The landscape of quality assurance across Europe is constantly shifting. Countries try one review or accreditation approach for a few years and then move to another one. Agencies come and go and from time to time a strong external force, such as ENQA's Standards and Guidelines for Quality Assurance in the European Higher Education Area, causes a rethink or re-evaluation of the arrangements currently in place.
Despite this dynamic scene, virtually all European quality assurance agencies focus their attention either at the programme or the institutional level. Some cover both. The reasons governing the choice can be complex, but typically reflect the history of the relationships between ministries of education and higher education institutions. In countries where universities have been granted greater autonomy, ministries frequently use programme accreditation as a way of retaining some central oversight or residual control over the content of courses. Elsewhere, one of the consequences of institutional autonomy is recognised as being a higher level of public trust in higher education institutions, and it is the way that institutions manage their autonomy that becomes the subject of external quality assurance.
Both approaches have their advantages and disadvantages. Programme accreditation can ensure that there is independent external oversight of the programme itself and this is, not surprisingly, what students often ask for. For an individual student, it is the programme he or she is doing that is of interest; for them the academic management of their university is not so important as the way in which their own programmes are taught or their own learning supported and assessed. For a ministry, it provides reassurance that there is some coherence in the higher education provided, subject by subject, amongst all institutions.
Programme accreditation can, however, also have negative effects, if not carefully designed and carried out. The need to meet externally-imposed criteria can remove or limit the sense of personal and collective responsibility amongst academic staff for the design and management of programmes. It can constrain and even stifle innovation, and, given the overriding importance of meeting the requirements of the external accreditors and their standards, it can lead to a regression towards a compliance mentality which favours the safe but mediocre against the imaginative and adventurous. Perhaps most significantly for quality assurance and accreditation agencies, programme accreditation is an intensive, expensive, burdensome and frequently intrusive process. These dangers need to be recognised and, so far as possible, guarded against.
There are similar pros and cons inherent in institutional accreditation. The strengths of this approach are that it acknowledges the responsibility of the institution for what is provided in its name and accepts that quality can only be assured where that responsibility resides; it allows a greater degree of freedom to innovate; it encourages diversity and choice for students; it values (and assumes) the existence of a mature, internal quality culture; and it is generally less intensive, intrusive and expensive than programme level review or accreditation.

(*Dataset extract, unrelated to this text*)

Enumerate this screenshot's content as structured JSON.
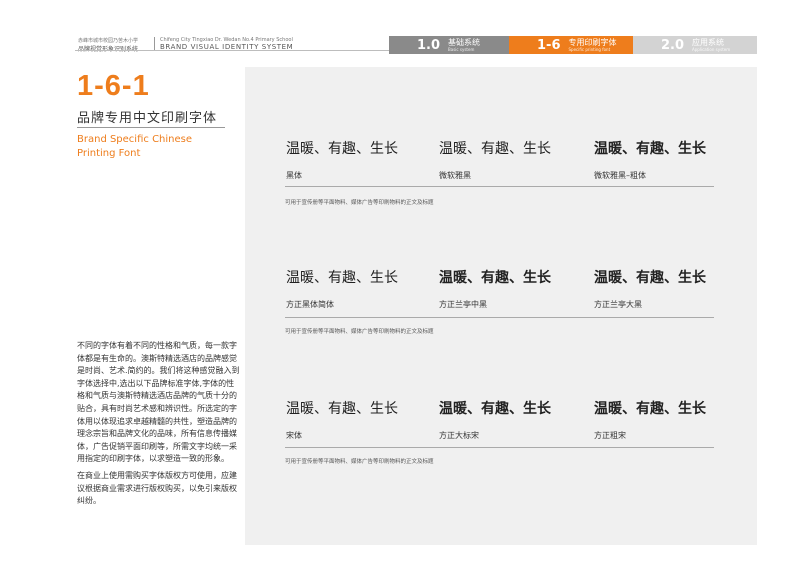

Against this it can be argued that institutional accreditation does not look directly at what is being taught or provided for students; it is inevitably less comprehensive in its coverage; it has to concentrate on management and administrative processes; and the information it provides is, of necessity, less "granular" than that obtained from the scrutiny of individual programmes. Which to choose, programme or institution, for external quality assurance or accreditation? The answer to that question should depend primarily on the purpose of the exercise. If a higher education system (or institution) is young, or if it is only just coming to terms with institutional autonomy, there may well be a need for the micro scrutiny which programme accreditation can provide. The level of a programme's quality assurance will be high, but possibly only achieved at a high cost. If a system or institution is mature, on the other hand, with a proven tradition of autonomy and self-reliance, then there may well be good reason to concentrate on the ways in which they manage their own quality and standards.
Looking across Europe, programme accreditation remains the most frequently encountered approach to quality assurance. But there are clear signs that it is beginning to give way to institutional approaches. Germany and the Netherlands are just two countries beginning to introduce institutional, in addition to programme, accreditation, and there are others which have been following this direction for several years. ENQA's current survey of agencies' processes will provide an interesting account of the developments in this area over the past few years.
It may be that we shall soon be able to discern a "natural history" of accreditation and quality assurance, demonstrating an organic process of maturation from programme to institution, from direct control to earned trust, from standardisation to diversity and from dependency to self-reliance. And perhaps that is the journey that we all are, or should be, ultimately making.